# Policy Evaluation

This is a full implementation of the policy-evaluation algorithm. All we need is: the policy we’re trying to evaluate, the MDP, the discount factor, gamma, defaults to 1, and theta (a small number that we use to check for converge)

In [6]:
import numpy as np

def policy_evaluation(pi, P, gamma=1.0, theta=1e-10):
    
    # initialize the first-iteration estimates to zero.
    prev_V = np.zeros(len(P))
    
    # looping forever...
    while True:
        # initialize the current-iteration estimates to zero as well.
        V = np.zeros(len(P))
        
        # loop through all states to estimate the state-value function
        for s in range(len(P)):
            
            # we use the policy pi to get the possible transitions,
            # each transition tuple has a probability, next state, 
            # reward, and a done flag indicating whether the next_state 
            # is terminal or not
            for prob, next_state, reward, done in P[s][pi(s)]:
                
                # calculate the value of that state by summing up the 
                # weighted value of that transition
                V[s] += prob * (reward + gamma * prev_V[next_state])
        
        # at the end of each iteration (a state sweep), we make sure 
        # that the state-value functions are changing;
        # otherwise, we call it converged
        if np.max(np.abs(prev_V - V)) < theta:
            break
        
        # finally, copy to get ready for the next iteration or 
        prev_V = V.copy()
        
    # return the latest state-value function    
    return V

We can write also a simple function to print the value function in a readable way: 

In [9]:
def print_state_value_function(V, P, n_cols=4, prec=3, title='State-value function:'):
    print(title)
    for s in range(len(P)):
        v = V[s]
        print("| ", end="")
        if np.all([done for action in P[s].values() for _, _, _, done in action]):
            print("".rjust(9), end=" ")
        else:
            print(str(s).zfill(2), '{}'.format(np.round(v, prec)).rjust(6), end=" ")
        if (s + 1) % n_cols == 0: print("|")

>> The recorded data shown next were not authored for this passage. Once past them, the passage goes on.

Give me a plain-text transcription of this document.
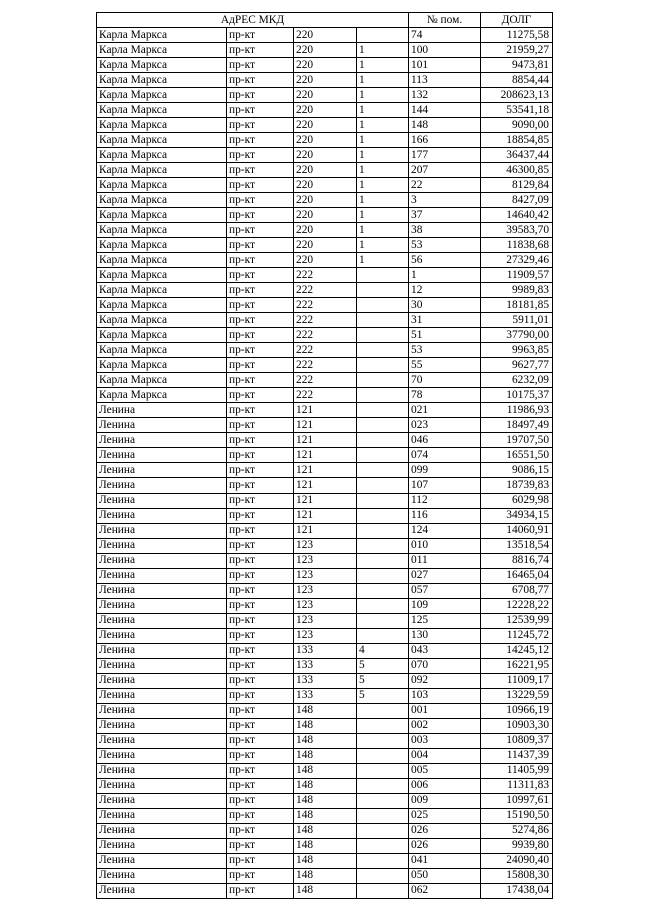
АдРЕС МКД				№ пом.	ДОЛГ
Карла Маркса	пр-кт	220		74	11275,58
Карла Маркса	пр-кт	220	1	100	21959,27
Карла Маркса	пр-кт	220	1	101	9473,81
Карла Маркса	пр-кт	220	1	113	8854,44
Карла Маркса	пр-кт	220	1	132	208623,13
Карла Маркса	пр-кт	220	1	144	53541,18
Карла Маркса	пр-кт	220	1	148	9090,00
Карла Маркса	пр-кт	220	1	166	18854,85
Карла Маркса	пр-кт	220	1	177	36437,44
Карла Маркса	пр-кт	220	1	207	46300,85
Карла Маркса	пр-кт	220	1	22	8129,84
Карла Маркса	пр-кт	220	1	3	8427,09
Карла Маркса	пр-кт	220	1	37	14640,42
Карла Маркса	пр-кт	220	1	38	39583,70
Карла Маркса	пр-кт	220	1	53	11838,68
Карла Маркса	пр-кт	220	1	56	27329,46
Карла Маркса	пр-кт	222		1	11909,57
Карла Маркса	пр-кт	222		12	9989,83
Карла Маркса	пр-кт	222		30	18181,85
Карла Маркса	пр-кт	222		31	5911,01
Карла Маркса	пр-кт	222		51	37790,00
Карла Маркса	пр-кт	222		53	9963,85
Карла Маркса	пр-кт	222		55	9627,77
Карла Маркса	пр-кт	222		70	6232,09
Карла Маркса	пр-кт	222		78	10175,37
Ленина	пр-кт	121		021	11986,93
Ленина	пр-кт	121		023	18497,49
Ленина	пр-кт	121		046	19707,50
Ленина	пр-кт	121		074	16551,50
Ленина	пр-кт	121		099	9086,15
Ленина	пр-кт	121		107	18739,83
Ленина	пр-кт	121		112	6029,98
Ленина	пр-кт	121		116	34934,15
Ленина	пр-кт	121		124	14060,91
Ленина	пр-кт	123		010	13518,54
Ленина	пр-кт	123		011	8816,74
Ленина	пр-кт	123		027	16465,04
Ленина	пр-кт	123		057	6708,77
Ленина	пр-кт	123		109	12228,22
Ленина	пр-кт	123		125	12539,99
Ленина	пр-кт	123		130	11245,72
Ленина	пр-кт	133	4	043	14245,12
Ленина	пр-кт	133	5	070	16221,95
Ленина	пр-кт	133	5	092	11009,17
Ленина	пр-кт	133	5	103	13229,59
Ленина	пр-кт	148		001	10966,19
Ленина	пр-кт	148		002	10903,30
Ленина	пр-кт	148		003	10809,37
Ленина	пр-кт	148		004	11437,39
Ленина	пр-кт	148		005	11405,99
Ленина	пр-кт	148		006	11311,83
Ленина	пр-кт	148		009	10997,61
Ленина	пр-кт	148		025	15190,50
Ленина	пр-кт	148		026	5274,86
Ленина	пр-кт	148		026	9939,80
Ленина	пр-кт	148		041	24090,40
Ленина	пр-кт	148		050	15808,30
Ленина	пр-кт	148		062	17438,04
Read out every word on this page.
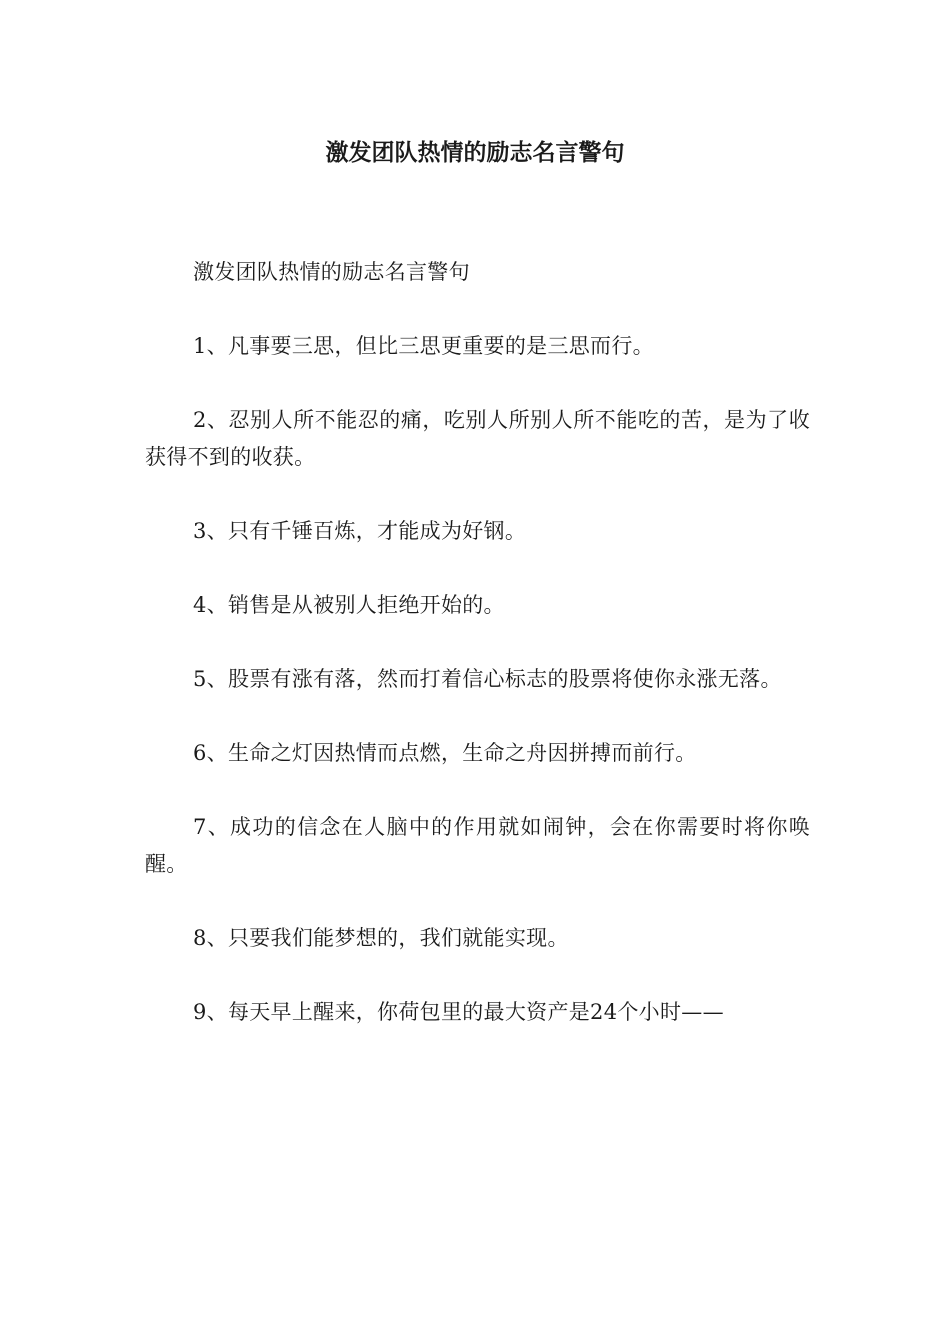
激发团队热情的励志名言警句

激发团队热情的励志名言警句

1、凡事要三思，但比三思更重要的是三思而行。

2、忍别人所不能忍的痛，吃别人所别人所不能吃的苦，是为了收获得不到的收获。

3、只有千锤百炼，才能成为好钢。

4、销售是从被别人拒绝开始的。

5、股票有涨有落，然而打着信心标志的股票将使你永涨无落。

6、生命之灯因热情而点燃，生命之舟因拼搏而前行。

7、成功的信念在人脑中的作用就如闹钟，会在你需要时将你唤醒。

8、只要我们能梦想的，我们就能实现。

9、每天早上醒来，你荷包里的最大资产是24个小时——
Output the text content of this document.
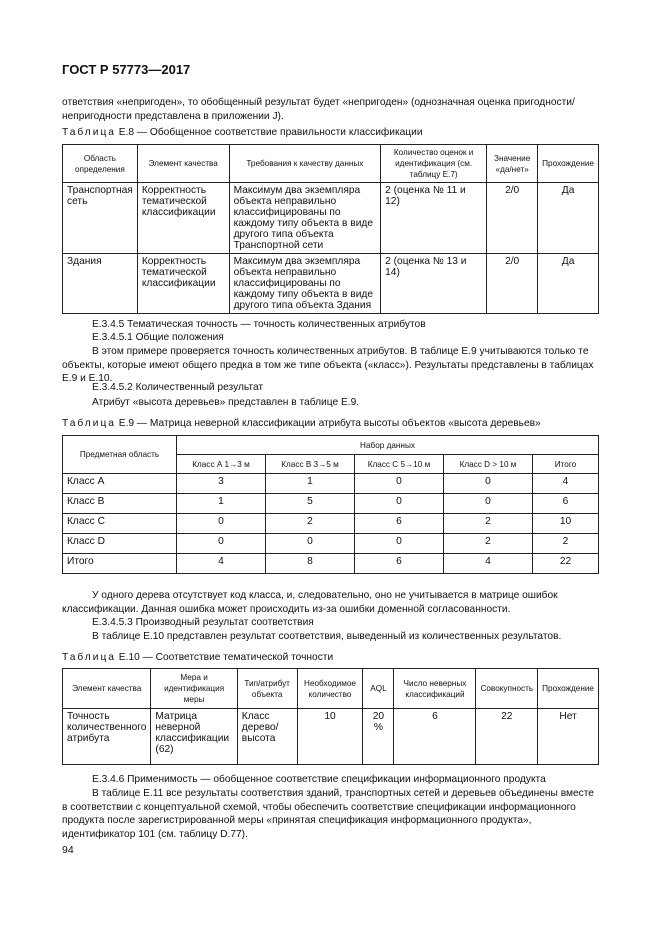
ГОСТ Р 57773—2017
ответствия «непригоден», то обобщенный результат будет «непригоден» (однозначная оценка пригодности/непригодности представлена в приложении J).
Таблица Е.8 — Обобщенное соответствие правильности классификации
Область определения	Элемент качества	Требования к качеству данных	Количество оценок и идентификация (см. таблицу Е.7)	Значение «да/нет»	Прохождение
Транспортная сеть	Корректность тематической классификации	Максимум два экземпляра объекта неправильно классифицированы по каждому типу объекта в виде другого типа объекта Транспортной сети	2 (оценка № 11 и 12)	2/0	Да
Здания	Корректность тематической классификации	Максимум два экземпляра объекта неправильно классифицированы по каждому типу объекта в виде другого типа объекта Здания	2 (оценка № 13 и 14)	2/0	Да
Е.3.4.5 Тематическая точность — точность количественных атрибутов
Е.3.4.5.1 Общие положения
В этом примере проверяется точность количественных атрибутов. В таблице Е.9 учитываются только те объекты, которые имеют общего предка в том же типе объекта («класс»). Результаты представлены в таблицах Е.9 и Е.10.
Е.3.4.5.2 Количественный результат
Атрибут «высота деревьев» представлен в таблице Е.9.
Таблица Е.9 — Матрица неверной классификации атрибута высоты объектов «высота деревьев»
Предметная область	Набор данных				
	Класс А 1→3 м	Класс В 3→5 м	Класс С 5→10 м	Класс D > 10 м	Итого
Класс А	3	1	0	0	4
Класс В	1	5	0	0	6
Класс С	0	2	6	2	10
Класс D	0	0	0	2	2
Итого	4	8	6	4	22
У одного дерева отсутствует код класса, и, следовательно, оно не учитывается в матрице ошибок классификации. Данная ошибка может происходить из-за ошибки доменной согласованности.
Е.3.4.5.3 Производный результат соответствия
В таблице Е.10 представлен результат соответствия, выведенный из количественных результатов.
Таблица Е.10 — Соответствие тематической точности
Элемент качества	Мера и идентификация меры	Тип/атрибут объекта	Необходимое количество	AQL	Число неверных классификаций	Совокупность	Прохождение
Точность количественного атрибута	Матрица неверной классификации (62)	Класс дерево/высота	10	20 %	6	22	Нет
Е.3.4.6 Применимость — обобщенное соответствие спецификации информационного продукта
В таблице Е.11 все результаты соответствия зданий, транспортных сетей и деревьев объединены вместе в соответствии с концептуальной схемой, чтобы обеспечить соответствие спецификации информационного продукта после зарегистрированной меры «принятая спецификация информационного продукта», идентификатор 101 (см. таблицу D.77).
94
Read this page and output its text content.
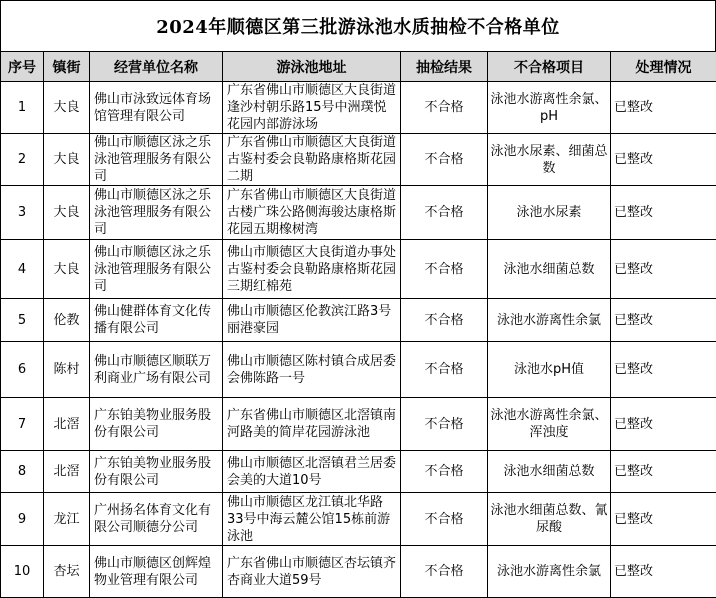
2024年顺德区第三批游泳池水质抽检不合格单位
序号	镇街	经营单位名称	游泳池地址	抽检结果	不合格项目	处理情况
1	大良	佛山市泳致远体育场馆管理有限公司	广东省佛山市顺德区大良街道逢沙村朝乐路15号中洲璞悦花园内部游泳场	不合格	泳池水游离性余氯、pH	已整改
2	大良	佛山市顺德区泳之乐泳池管理服务有限公司	广东省佛山市顺德区大良街道古鉴村委会良勒路康格斯花园二期	不合格	泳池水尿素、细菌总数	已整改
3	大良	佛山市顺德区泳之乐泳池管理服务有限公司	广东省佛山市顺德区大良街道古楼广珠公路侧海骏达康格斯花园五期橡树湾	不合格	泳池水尿素	已整改
4	大良	佛山市顺德区泳之乐泳池管理服务有限公司	佛山市顺德区大良街道办事处古鉴村委会良勒路康格斯花园三期红棉苑	不合格	泳池水细菌总数	已整改
5	伦教	佛山健群体育文化传播有限公司	佛山市顺德区伦教滨江路3号丽港豪园	不合格	泳池水游离性余氯	已整改
6	陈村	佛山市顺德区顺联万利商业广场有限公司	佛山市顺德区陈村镇合成居委会佛陈路一号	不合格	泳池水pH值	已整改
7	北滘	广东铂美物业服务股份有限公司	广东省佛山市顺德区北滘镇南河路美的简岸花园游泳池	不合格	泳池水游离性余氯、浑浊度	已整改
8	北滘	广东铂美物业服务股份有限公司	佛山市顺德区北滘镇君兰居委会美的大道10号	不合格	泳池水细菌总数	已整改
9	龙江	广州扬名体育文化有限公司顺德分公司	佛山市顺德区龙江镇北华路33号中海云麓公馆15栋前游泳池	不合格	泳池水细菌总数、氰尿酸	已整改
10	杏坛	佛山市顺德区创辉煌物业管理有限公司	广东省佛山市顺德区杏坛镇齐杏商业大道59号	不合格	泳池水游离性余氯	已整改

Let’s now run policy evaluation for the two policies "Go-get-it" and "Careful" for the FL environment.

In [2]:
import gymnasium as gym

frozen_lake = gym.make('FrozenLake-v1')
P = frozen_lake.env.unwrapped.P
goal_state = 15

LEFT, DOWN, RIGHT, UP = range(4)

In [3]:
go_get_pi = lambda s: {
    0:RIGHT, 1:RIGHT, 2:DOWN, 3:LEFT,
    4:DOWN, 5:LEFT, 6:DOWN, 7:LEFT,
    8:RIGHT, 9:RIGHT, 10:DOWN, 11:LEFT,
    12:LEFT, 13:RIGHT, 14:RIGHT, 15:LEFT
}[s]

In [4]:
careful_pi = lambda s: {
    0:LEFT, 1:UP, 2:UP, 3:UP,
    4:LEFT, 5:LEFT, 6:UP, 7:LEFT,
    8:UP, 9:DOWN, 10:LEFT, 11:LEFT,
    12:LEFT, 13:RIGHT, 14:RIGHT, 15:LEFT
}[s]

In [10]:
V = policy_evaluation(go_get_pi, P, gamma=0.99)
print_state_value_function(V, P, prec=4)

State-value function:
| 00 0.0342 | 01 0.0231 | 02 0.0468 | 03 0.0231 |
| 04 0.0463 |           | 06 0.0957 |           |
| 08  0.094 | 09 0.2386 | 10 0.2901 |           |
|           | 13 0.4329 | 14 0.6404 |           |


In [11]:
V = policy_evaluation(careful_pi, P, gamma=0.99)
print_state_value_function(V, P, prec=4)

State-value function:
| 00 0.4079 | 01 0.3754 | 02 0.3543 | 03 0.3438 |
| 04 0.4203 |           | 06 0.1169 |           |
| 08 0.4454 | 09  0.484 | 10 0.4328 |           |
|           | 13 0.5884 | 14 0.7107 |           |


The Go-get-it policy doesn’t pay well in the FL environment! Whereas the Careful policy is much better.